Some previous visitors join forces — or is it some kind of unholy fusion? —  in both jazz and classical realms this haunted weekend, which features music and even instruments raised from the dead, or at least reprised from past performances. If you know of more music to frighten or fascinate our readers, please note those shows in the comments section below.

Dave Douglas Meets The Westerlies
October 27, Jaqua Concert Hall, The Shedd Institute, Eugene, and October 28, The Old Church, Portland.
One of the jazz’s most visionary and admired composers/bandleaders/trumpeters, Dave Douglas, returns to Oregon — but in a different configuration than the many we’ve seen there. This time, he’s playing new music he wrote for The Westerlies, the young Seattle-born, New York based brass quartet who enchanted Portland and Eugene audiences last year and who’ll be joining Douglas and drummer Anwar Marshall. It’s a don’t-dare-miss double treat.

The Nitemare B4 Xmas
October 27-30
Alberta Rose Theatre. Portland.
Read Matthew Andrews’s ArtsWatch preview.

The Dover Quartet played Beethoven at Reed College. Photo: Tom Emerson.

The Dover Quartet performs with Edgar Meyer. Photo: Tom Emerson.

Edgar Meyer and the Dover Quartet
October 28
Newmark Theatre, 1111 SW Broadway, Portland.
Chamber Music Northwest brings back two frequent festival guest artists in a combined show.
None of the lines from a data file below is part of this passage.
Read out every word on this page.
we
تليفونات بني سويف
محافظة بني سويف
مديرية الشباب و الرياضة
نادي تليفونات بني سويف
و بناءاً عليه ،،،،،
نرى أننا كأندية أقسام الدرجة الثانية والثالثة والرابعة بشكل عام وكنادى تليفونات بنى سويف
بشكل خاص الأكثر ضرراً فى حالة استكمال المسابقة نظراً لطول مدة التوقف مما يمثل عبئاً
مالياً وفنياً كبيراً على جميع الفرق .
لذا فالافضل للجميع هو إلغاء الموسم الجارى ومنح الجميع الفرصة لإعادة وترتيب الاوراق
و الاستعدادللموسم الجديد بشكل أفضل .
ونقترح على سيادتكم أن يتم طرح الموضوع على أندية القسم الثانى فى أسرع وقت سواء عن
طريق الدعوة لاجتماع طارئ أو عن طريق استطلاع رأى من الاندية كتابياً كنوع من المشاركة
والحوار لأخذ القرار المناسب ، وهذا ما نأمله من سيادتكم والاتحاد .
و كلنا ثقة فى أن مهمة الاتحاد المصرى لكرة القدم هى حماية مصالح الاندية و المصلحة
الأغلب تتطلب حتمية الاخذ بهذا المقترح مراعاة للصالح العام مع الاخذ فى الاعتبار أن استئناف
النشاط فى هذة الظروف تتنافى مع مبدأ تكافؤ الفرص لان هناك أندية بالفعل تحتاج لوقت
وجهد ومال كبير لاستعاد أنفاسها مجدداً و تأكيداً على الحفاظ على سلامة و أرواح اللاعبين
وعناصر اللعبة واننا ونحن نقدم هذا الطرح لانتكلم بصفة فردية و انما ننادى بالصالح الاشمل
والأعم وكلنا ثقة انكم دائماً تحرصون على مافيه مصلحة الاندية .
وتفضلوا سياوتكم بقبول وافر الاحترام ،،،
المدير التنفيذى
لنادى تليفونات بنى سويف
Read my Willamette Week preview.

Nosferatu
October 28
Mood Area 52, Bijou Art Cinemas, Eugene.
The inventive Eugene ensemble Mood Area 52 disinters its original live score (electric guitar, cello, accordion, bass, horns, toy piano, percussion, tango, jazz) to FW Murnau’s German expressionist classic original Dracula film, preceded by scenes from Haxan, an early 20th century witchcraft documentary that MA52 composer/bandleader Michael Roderick describes as “batshit weird.”

Mood Area 52 plays its original score to Nosferatu in Eugene and Portland next week.

Mood Area 52 plays its original score to ‘Nosferatu’ in Eugene.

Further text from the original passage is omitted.